人間は、動物や植物といった生き物を『いただく』ことによって生かしてもらっている。それを忘れてはいけない(そういう意味で、本作と『カレーライスを一から作る』は、小学校高学年で鑑賞必須にすればいいのに…と個人的に思っている)。


「祭り」にかける想い

そんな人々の唯一の楽しみは、年に一度行われる「東盆おどり」(現在、大阪府の無形民俗文化財に指定)である。江戸時代から現在まで続く「東盆おどり」で、かつては日頃の鬱憤を晴らすかのように、三日三晩踊り続けたという。

この「東盆おどり」の名物は「仮装」。これは現在でも踏襲されている。
実際に本作でも北村家の人々が工夫を凝らした仮装をして、ウキウキしながら盆おどりに出かける風景が収められている。

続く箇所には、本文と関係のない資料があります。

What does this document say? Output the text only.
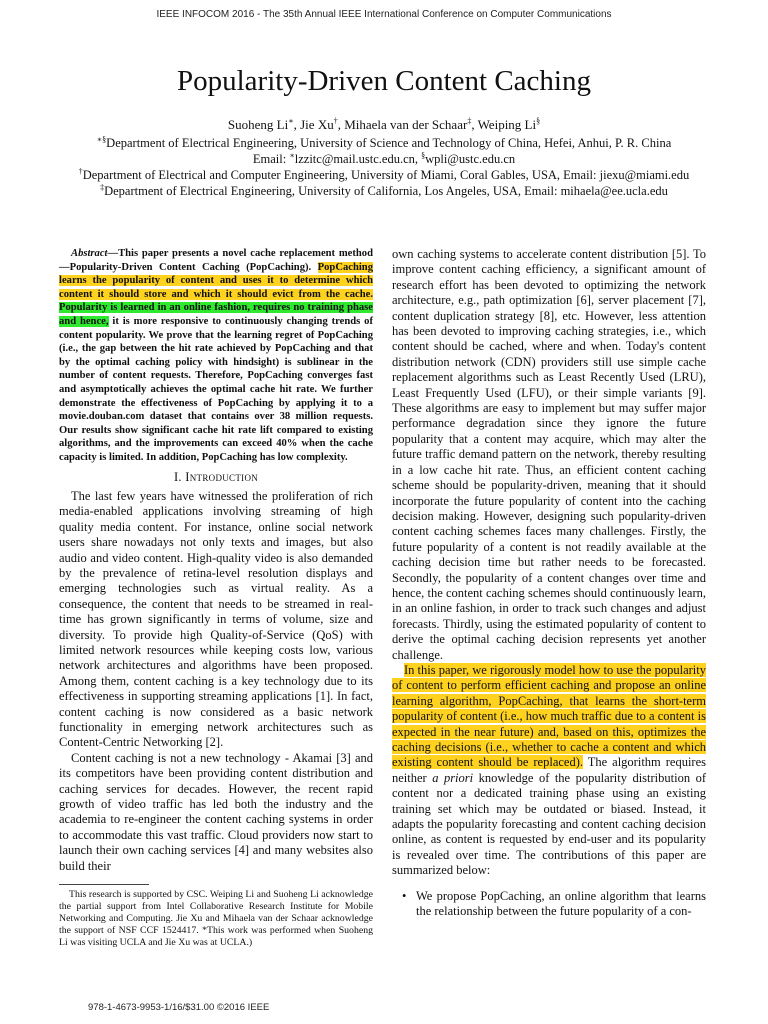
IEEE INFOCOM 2016 - The 35th Annual IEEE International Conference on Computer Communications
Popularity-Driven Content Caching
Suoheng Li∗, Jie Xu†, Mihaela van der Schaar‡, Weiping Li§
∗§Department of Electrical Engineering, University of Science and Technology of China, Hefei, Anhui, P. R. China
Email: ∗lzzitc@mail.ustc.edu.cn, §wpli@ustc.edu.cn
†Department of Electrical and Computer Engineering, University of Miami, Coral Gables, USA, Email: jiexu@miami.edu
‡Department of Electrical Engineering, University of California, Los Angeles, USA, Email: mihaela@ee.ucla.edu

Abstract—This paper presents a novel cache replacement method—Popularity-Driven Content Caching (PopCaching). PopCaching learns the popularity of content and uses it to determine which content it should store and which it should evict from the cache. Popularity is learned in an online fashion, requires no training phase and hence, it is more responsive to continuously changing trends of content popularity. We prove that the learning regret of PopCaching (i.e., the gap between the hit rate achieved by PopCaching and that by the optimal caching policy with hindsight) is sublinear in the number of content requests. Therefore, PopCaching converges fast and asymptotically achieves the optimal cache hit rate. We further demonstrate the effectiveness of PopCaching by applying it to a movie.douban.com dataset that contains over 38 million requests. Our results show significant cache hit rate lift compared to existing algorithms, and the improvements can exceed 40% when the cache capacity is limited. In addition, PopCaching has low complexity.

I. Introduction

The last few years have witnessed the proliferation of rich media-enabled applications involving streaming of high quality media content. For instance, online social network users share nowadays not only texts and images, but also audio and video content. High-quality video is also demanded by the prevalence of retina-level resolution displays and emerging technologies such as virtual reality. As a consequence, the content that needs to be streamed in real-time has grown significantly in terms of volume, size and diversity. To provide high Quality-of-Service (QoS) with limited network resources while keeping costs low, various network architectures and algorithms have been proposed. Among them, content caching is a key technology due to its effectiveness in supporting streaming applications [1]. In fact, content caching is now considered as a basic network functionality in emerging network architectures such as Content-Centric Networking [2].

Content caching is not a new technology - Akamai [3] and its competitors have been providing content distribution and caching services for decades. However, the recent rapid growth of video traffic has led both the industry and the academia to re-engineer the content caching systems in order to accommodate this vast traffic. Cloud providers now start to launch their own caching services [4] and many websites also build their

This research is supported by CSC. Weiping Li and Suoheng Li acknowledge the partial support from Intel Collaborative Research Institute for Mobile Networking and Computing. Jie Xu and Mihaela van der Schaar acknowledge the support of NSF CCF 1524417. *This work was performed when Suoheng Li was visiting UCLA and Jie Xu was at UCLA.)

own caching systems to accelerate content distribution [5]. To improve content caching efficiency, a significant amount of research effort has been devoted to optimizing the network architecture, e.g., path optimization [6], server placement [7], content duplication strategy [8], etc. However, less attention has been devoted to improving caching strategies, i.e., which content should be cached, where and when. Today's content distribution network (CDN) providers still use simple cache replacement algorithms such as Least Recently Used (LRU), Least Frequently Used (LFU), or their simple variants [9]. These algorithms are easy to implement but may suffer major performance degradation since they ignore the future popularity that a content may acquire, which may alter the future traffic demand pattern on the network, thereby resulting in a low cache hit rate. Thus, an efficient content caching scheme should be popularity-driven, meaning that it should incorporate the future popularity of content into the caching decision making. However, designing such popularity-driven content caching schemes faces many challenges. Firstly, the future popularity of a content is not readily available at the caching decision time but rather needs to be forecasted. Secondly, the popularity of a content changes over time and hence, the content caching schemes should continuously learn, in an online fashion, in order to track such changes and adjust forecasts. Thirdly, using the estimated popularity of content to derive the optimal caching decision represents yet another challenge.

In this paper, we rigorously model how to use the popularity of content to perform efficient caching and propose an online learning algorithm, PopCaching, that learns the short-term popularity of content (i.e., how much traffic due to a content is expected in the near future) and, based on this, optimizes the caching decisions (i.e., whether to cache a content and which existing content should be replaced). The algorithm requires neither a priori knowledge of the popularity distribution of content nor a dedicated training phase using an existing training set which may be outdated or biased. Instead, it adapts the popularity forecasting and content caching decision online, as content is requested by end-user and its popularity is revealed over time. The contributions of this paper are summarized below:

• We propose PopCaching, an online algorithm that learns the relationship between the future popularity of a con-
978-1-4673-9953-1/16/$31.00 ©2016 IEEE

さらに、この地区で有名なのは何といっても「だんじり祭り」である。地区の若い衆を中心に、連日「だんじり」をダッシュで曳く練習が行われ、それに懸ける意気込みの強さを感じさせる。
実際のだんじり祭りの様子は圧巻だった。


最後に

嶋村地区の屠畜業者は減少し、最後に残ったのが北出さん一家だった。
本作公開時には、既に「貝塚市立と蓄場」も閉鎖されていた。
というか、そこでの「最後の屠畜」を撮影したものが本作である。


メモ

映画「ある精肉店のはなし」
2021年12月2日。@ポレポレ東中野 (2021アンコール上映)

2013年公開の本作は、今回のように、現在も全国で上映され続けている。
また、自主上映のためにDVDの貸し出しも行っている。

もし近くで上映される機会があれば、是非、鑑賞してほしい。
その際は、お腹を空かせて(満腹だと人によっては屠畜のシーンが辛いかも)劇場に行き、観賞後は、リーズナブルなチェーン店や食べ放題の焼肉屋さんではなく、少し贅沢でゆっくりできる焼肉店に行き、美味しいお肉をいただくのがお勧めだ。
それは全く不謹慎なことではない。むしろ、「命をいただく」ことについて、いつも以上に感謝しながら美味しくいただくことができるはずだ。

本作を公開当時に観ている私だが、折角の機会なので久しぶりに観なおしたところ、その後に観た前出の映画『カレーライスを一から作る』で知識を補強したこともあり、公開時とは違う観方ができた。
時間を経て映画を観なおすのも良いなぁと、改めて思った。